Inconvenient Truth, Retold
Down To Earth|December 01, 2017

Every issue is contested because it is the contest of ideas and of realities. These exclusive excerpts from Sunita Narain's new book, Conflicts of Interest remind us of the politics behind climate change that threatens our common future

Sunita Narain
Inconvenient Truth, Retold

It was the late 1980s. My colleague Anil Agarwal and I were searching for ways to regenerate wasted common lands. We learnt that unless people benefited from these common lands, they would not keep their goats out. The forests would not regenerate. So, cooperation was essential. Cooperation required equitable distribution of the rights and benefits of these lands. We understood goats.

Around the same time, in 1990, a prestigious US research institution, World Resources Institute (WRI), published its annual report. This said, for the first time, that not only did climate change impact everyone, but also that everybody was responsible for emissions that caused climate change. Their data showed that methane, which comes from growing rice or livestock (enteric fermentation or farting) was responsible for the bulk of emissions. They also showed data that developing countries contribute nearly half the emissions that cause climate change.Anil and I were blissfully unaware of these findings or the implications for the ongoing negotiations on a global agreement to combat climate change. But we were pulled into this debate.

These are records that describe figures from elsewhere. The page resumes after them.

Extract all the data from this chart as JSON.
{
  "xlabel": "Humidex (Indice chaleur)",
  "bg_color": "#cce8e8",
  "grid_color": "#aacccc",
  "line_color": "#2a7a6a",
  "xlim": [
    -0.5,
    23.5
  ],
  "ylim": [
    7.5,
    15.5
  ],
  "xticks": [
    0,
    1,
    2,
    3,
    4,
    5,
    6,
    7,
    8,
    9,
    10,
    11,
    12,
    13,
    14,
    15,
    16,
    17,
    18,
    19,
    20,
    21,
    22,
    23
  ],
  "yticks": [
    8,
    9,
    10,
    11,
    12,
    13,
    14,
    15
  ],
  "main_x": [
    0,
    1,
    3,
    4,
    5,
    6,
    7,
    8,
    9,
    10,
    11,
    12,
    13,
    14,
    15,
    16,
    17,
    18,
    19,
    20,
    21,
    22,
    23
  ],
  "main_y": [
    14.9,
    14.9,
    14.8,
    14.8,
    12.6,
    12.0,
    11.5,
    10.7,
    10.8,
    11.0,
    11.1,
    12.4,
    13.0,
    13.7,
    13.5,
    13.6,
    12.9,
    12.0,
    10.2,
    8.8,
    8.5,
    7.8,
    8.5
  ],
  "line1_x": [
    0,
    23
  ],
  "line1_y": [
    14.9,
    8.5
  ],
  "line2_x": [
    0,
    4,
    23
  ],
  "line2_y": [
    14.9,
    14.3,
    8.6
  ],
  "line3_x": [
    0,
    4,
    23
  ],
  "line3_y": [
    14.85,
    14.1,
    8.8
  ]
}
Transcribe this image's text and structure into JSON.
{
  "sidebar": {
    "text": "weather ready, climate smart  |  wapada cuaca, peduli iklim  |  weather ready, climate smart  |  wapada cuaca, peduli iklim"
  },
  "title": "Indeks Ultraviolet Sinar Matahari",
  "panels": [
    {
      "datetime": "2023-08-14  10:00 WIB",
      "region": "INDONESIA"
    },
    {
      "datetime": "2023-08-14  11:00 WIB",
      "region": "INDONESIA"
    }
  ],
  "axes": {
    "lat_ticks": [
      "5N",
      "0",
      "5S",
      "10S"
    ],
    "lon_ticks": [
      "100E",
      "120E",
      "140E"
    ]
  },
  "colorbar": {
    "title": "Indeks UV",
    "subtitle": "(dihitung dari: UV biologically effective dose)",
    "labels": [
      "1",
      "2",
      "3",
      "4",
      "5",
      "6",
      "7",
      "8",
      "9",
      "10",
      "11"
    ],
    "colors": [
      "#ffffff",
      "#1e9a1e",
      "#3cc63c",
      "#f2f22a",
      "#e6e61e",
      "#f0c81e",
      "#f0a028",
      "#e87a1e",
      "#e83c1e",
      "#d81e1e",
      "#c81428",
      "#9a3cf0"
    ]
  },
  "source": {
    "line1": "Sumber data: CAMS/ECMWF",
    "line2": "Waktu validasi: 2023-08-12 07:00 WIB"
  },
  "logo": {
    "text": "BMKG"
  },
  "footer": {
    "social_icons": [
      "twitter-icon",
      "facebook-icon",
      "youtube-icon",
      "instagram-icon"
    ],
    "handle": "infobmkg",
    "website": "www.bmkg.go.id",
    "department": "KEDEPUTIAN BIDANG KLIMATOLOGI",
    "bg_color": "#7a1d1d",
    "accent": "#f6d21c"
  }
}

We got a call from the rather flummoxed chief minister of Himachal Pradesh, Shanta Kumar, who wanted to know how he should tell his people to stop keeping animals or eating rice. We asked why he wanted to know. He showed us a letter, written by then environment minister Maneka Gandhi. She had just visited Washington DC and, based on her interactions with the WRI, had written to him, asking for restraints on ‘unsustainable’ things like growing rice or keeping animals. ‘How do I do this?’ he asked us. ‘Do the animals of the poor really disrupt the world’s climate system?’

We were equally flummoxed. It seemed absurd. Our work told us that the poor were victims of environmental degradation. Here they were now, complete villains. How?